使用料徴収額も、JASRACの約1100億円に対して、新会社は約20億円、と、圧倒的な差を付けられた状態での船出となる。
記事の中でも、エイベックスがリリースしている楽曲ですら、作詞家、作曲家の合意を取り付ける手続に時間を要しており、スムーズにJASRACから新会社への移行を進められない、という状況がある上に、演奏権絡みのエンフォースメントについては、当面自力ではできない、といったことが書かれており、「風穴」を開けるのは容易ではない、ということが伝わってくる。
これまで、このブログで何度も書かせていただいた通り、ユーザーにしてみれば、許諾窓口が複数になる、というのはあまり歓迎すべき話ではない。
もちろん、「著作権管理」という業務の性質上、使いたい楽曲を新会社が管理しているのであれば、そちらの方に許諾の申請をせざるを得ないのだが、その際の条件がJASRACと大差なく、手間だけ余分にかかる、ということになると、ユーザー側に“新会社管理楽曲忌避”という現象が起きても不思議ではない、ということになる*2。
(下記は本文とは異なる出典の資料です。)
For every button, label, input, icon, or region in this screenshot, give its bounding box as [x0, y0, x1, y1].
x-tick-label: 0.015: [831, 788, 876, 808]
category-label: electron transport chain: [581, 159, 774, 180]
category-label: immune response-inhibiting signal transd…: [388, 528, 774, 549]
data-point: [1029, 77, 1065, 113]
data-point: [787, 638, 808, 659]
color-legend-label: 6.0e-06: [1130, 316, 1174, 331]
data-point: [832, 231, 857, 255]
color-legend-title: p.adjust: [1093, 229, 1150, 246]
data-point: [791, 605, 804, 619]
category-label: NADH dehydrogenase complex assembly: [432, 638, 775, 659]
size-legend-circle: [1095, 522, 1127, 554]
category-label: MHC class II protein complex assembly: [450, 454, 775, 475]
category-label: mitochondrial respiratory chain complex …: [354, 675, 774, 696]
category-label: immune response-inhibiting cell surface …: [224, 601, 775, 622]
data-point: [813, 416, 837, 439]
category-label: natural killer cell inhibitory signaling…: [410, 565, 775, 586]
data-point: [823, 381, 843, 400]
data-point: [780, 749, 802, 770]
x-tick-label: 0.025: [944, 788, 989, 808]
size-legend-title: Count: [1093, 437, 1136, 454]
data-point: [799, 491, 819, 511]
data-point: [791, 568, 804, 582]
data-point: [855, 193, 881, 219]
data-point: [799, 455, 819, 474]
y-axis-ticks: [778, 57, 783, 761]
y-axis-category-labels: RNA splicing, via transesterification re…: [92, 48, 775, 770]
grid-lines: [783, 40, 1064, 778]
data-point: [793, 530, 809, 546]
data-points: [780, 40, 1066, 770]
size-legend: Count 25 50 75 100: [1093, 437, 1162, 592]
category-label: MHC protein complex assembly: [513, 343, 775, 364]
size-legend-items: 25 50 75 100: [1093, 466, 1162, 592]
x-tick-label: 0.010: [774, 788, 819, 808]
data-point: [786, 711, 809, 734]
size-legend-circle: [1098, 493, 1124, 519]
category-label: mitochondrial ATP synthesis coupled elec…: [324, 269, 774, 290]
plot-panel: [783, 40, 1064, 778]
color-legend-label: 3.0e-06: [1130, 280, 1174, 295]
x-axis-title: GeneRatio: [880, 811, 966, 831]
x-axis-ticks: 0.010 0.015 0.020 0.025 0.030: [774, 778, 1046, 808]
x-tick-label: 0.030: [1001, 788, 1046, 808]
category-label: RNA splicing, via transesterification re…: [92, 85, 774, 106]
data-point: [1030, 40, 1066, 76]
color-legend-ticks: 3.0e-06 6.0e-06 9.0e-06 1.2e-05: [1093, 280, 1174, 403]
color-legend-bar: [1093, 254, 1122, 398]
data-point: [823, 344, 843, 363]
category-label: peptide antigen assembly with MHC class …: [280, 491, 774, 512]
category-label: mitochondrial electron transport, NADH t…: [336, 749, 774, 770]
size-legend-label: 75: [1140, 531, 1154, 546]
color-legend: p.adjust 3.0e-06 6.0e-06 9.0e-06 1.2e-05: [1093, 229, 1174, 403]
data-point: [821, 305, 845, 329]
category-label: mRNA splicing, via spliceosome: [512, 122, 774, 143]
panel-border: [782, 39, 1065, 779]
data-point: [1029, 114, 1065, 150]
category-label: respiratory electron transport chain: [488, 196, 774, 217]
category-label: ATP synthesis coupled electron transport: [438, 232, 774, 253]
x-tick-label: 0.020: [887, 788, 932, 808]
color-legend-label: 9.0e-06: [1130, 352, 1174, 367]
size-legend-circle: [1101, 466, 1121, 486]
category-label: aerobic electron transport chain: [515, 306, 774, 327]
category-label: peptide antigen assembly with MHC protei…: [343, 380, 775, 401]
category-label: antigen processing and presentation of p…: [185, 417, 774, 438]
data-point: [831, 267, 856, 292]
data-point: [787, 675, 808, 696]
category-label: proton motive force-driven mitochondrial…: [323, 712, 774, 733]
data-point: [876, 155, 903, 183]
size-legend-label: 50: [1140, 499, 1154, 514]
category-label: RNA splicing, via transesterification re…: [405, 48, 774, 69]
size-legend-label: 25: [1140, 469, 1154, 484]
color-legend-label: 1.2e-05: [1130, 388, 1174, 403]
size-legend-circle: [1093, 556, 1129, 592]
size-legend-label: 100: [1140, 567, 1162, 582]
また、楽曲を信託する側にとっても、“適正な徴収&配分”がなされるかどうか、という点は重大な関心事になるはずで、新会社に楽曲を移し替えたが、思うように利用料が分配されてこない、ということになれば、力のある作詞家、作曲家ほど、新会社への信託を躊躇するようになってしまうだろう*3。
いずれも、最終的にはエイベックスそのものの命運にかかわってくる話だけに、この話題に触れるたび、「思い切ったことをするものだなぁ」と自分は感心してしまうのであるが、最初の思いきりの良さ、だけが評価されて終わってしまう試みは世の中にいくらでもある。
何年か経った後に、「やっぱりJASRACは偉大だった」という結論しか残らないのか、それとも、新会社が新たな音楽の柔軟な利用スキーム構築に寄与し、著作権管理の歴史を変えるのか。
できることなら、エイベックスの思い切った英断が裏目に出ることなく、後者の展開になってくれることを期待して、もうしばらく見守っていくことにしたい。